La Corte rinvia al 18 maggio per la fine dell'istruttoria

(ANSA) - RIMINI, 27 APR - "Non è assolutamente vero che ho
detto di aver mentito in incidente probatorio. Queste
dichiarazioni di Romina Sebastiani mi hanno sconvolto". Lo ha
detto Manuela Bianchi convocata d'urgenza dalla Corte d'Assise
questo pomeriggio nell'ambito del processo per l'omicidio di
Pierina Paganelli di cui unico imputato è Louis Dassilva.
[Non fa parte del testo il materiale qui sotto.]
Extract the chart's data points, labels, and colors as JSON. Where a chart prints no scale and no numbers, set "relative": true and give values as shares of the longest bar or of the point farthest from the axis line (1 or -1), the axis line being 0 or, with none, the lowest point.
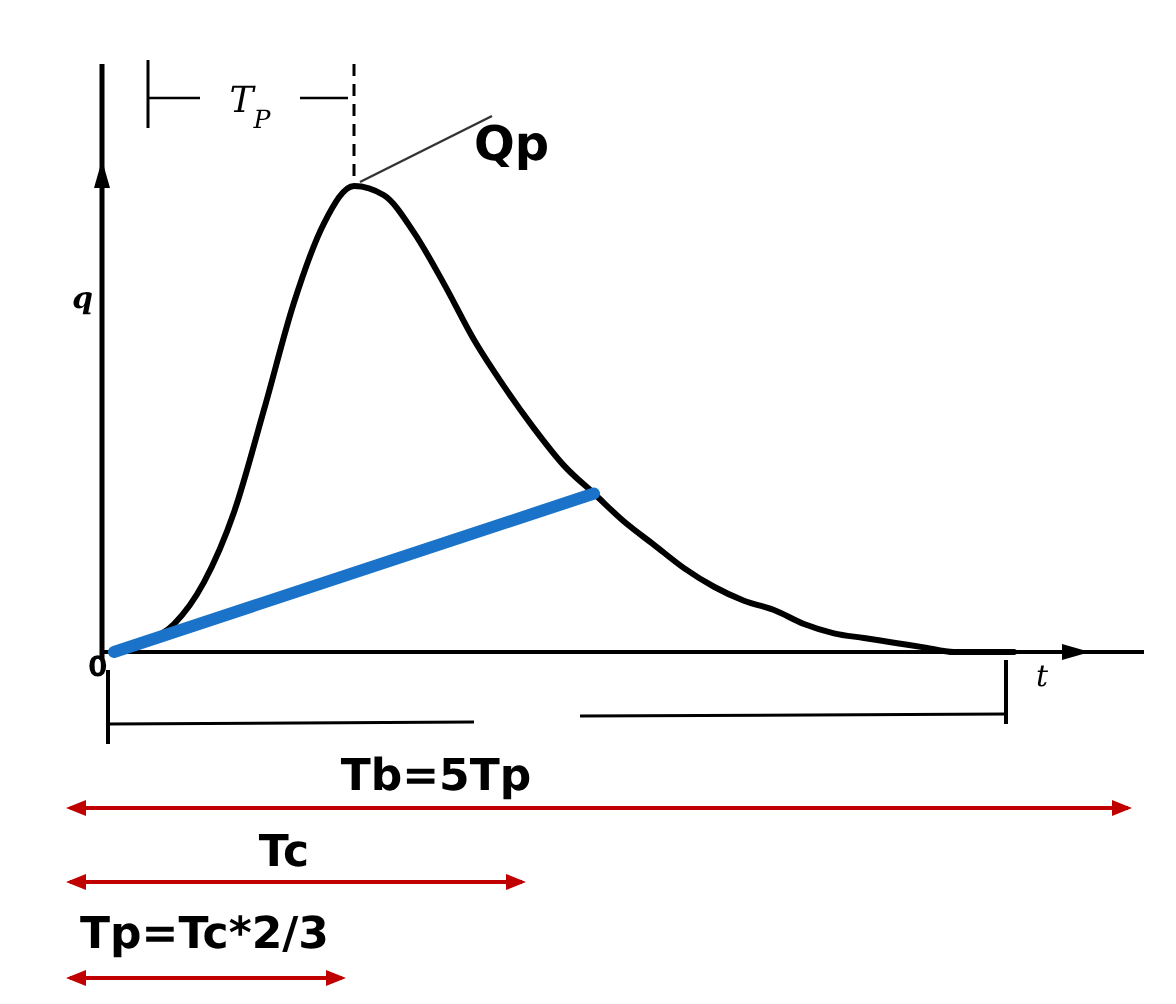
{
  "chart_data": {
    "type": "line",
    "relative": true,
    "xlabel": "t",
    "ylabel": "q",
    "categories": [
      null,
      null,
      null,
      null,
      null,
      null,
      null,
      null,
      null,
      null,
      null,
      null,
      null,
      null,
      null,
      null,
      null,
      null,
      null,
      null,
      null,
      null,
      null,
      null,
      null,
      null,
      null,
      null,
      null,
      null,
      null
    ],
    "series": [
      {
        "color": "#000000",
        "values": [
          0,
          0.02,
          0.06,
          0.15,
          0.3,
          0.52,
          0.75,
          0.92,
          1,
          0.98,
          0.9,
          0.79,
          0.67,
          0.57,
          0.48,
          0.4,
          0.34,
          0.28,
          0.23,
          0.18,
          0.14,
          0.11,
          0.09,
          0.06,
          0.04,
          0.03,
          0.02,
          0.01,
          0,
          0,
          0
        ]
      },
      {
        "color": "#1a73c8",
        "values": [
          0,
          null,
          null,
          null,
          null,
          null,
          null,
          null,
          null,
          null,
          null,
          null,
          null,
          null,
          null,
          null,
          0.34,
          null,
          null,
          null,
          null,
          null,
          null,
          null,
          null,
          null,
          null,
          null,
          null,
          null,
          null
        ]
      }
    ],
    "annotations": [
      "Qp",
      "T$_{P}$",
      "0",
      "Tb=5Tp",
      "Tc",
      "Tp=Tc*2/3"
    ]
  }
}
 Bianchi, nuora di Pierina e legata da una relazione extraconiugale
con l'imputato, è stata accompagnata in aula dalla Polizia per
essere sentita a seguito delle dichiarazioni rese questa mattina
da Romina Sebastiani. Questa mattina la Sebastiani ha detto che
la Bianchi le ha riferito di aver mentito al giudice nell'incidente probatorio, dicendo di aver incontrato Dassilva prima del rinvenimento della cadavere di Pierina. Versioni discordanti che hanno portato la Corte ad ordinare il confronto diretto tra le due testimoni. Le due donne sedute una di fianco all'altra sono state chiamate a rispondere di quanto accaduto il
15 aprile, il 5 maggio 2025 e il 16 gennaio 2026. Ed entrambe le
donne hanno confermato quanto già sostenuto in precedenza. La
Sebastiani ha ribadito che la Bianchi avrebbe detto di essere
stata indotta a dire di aver visto Dassilva in garage dal capo
della squadra mobile. E la Bianchi ha continuato a dire che non
è assolutamente vero. L'udienza è stata quindi rinviata al 18
maggio 2026 con chiusura istruttoria e conclusioni del pubblico
ministero. Il 25 maggio toccherà alle difese.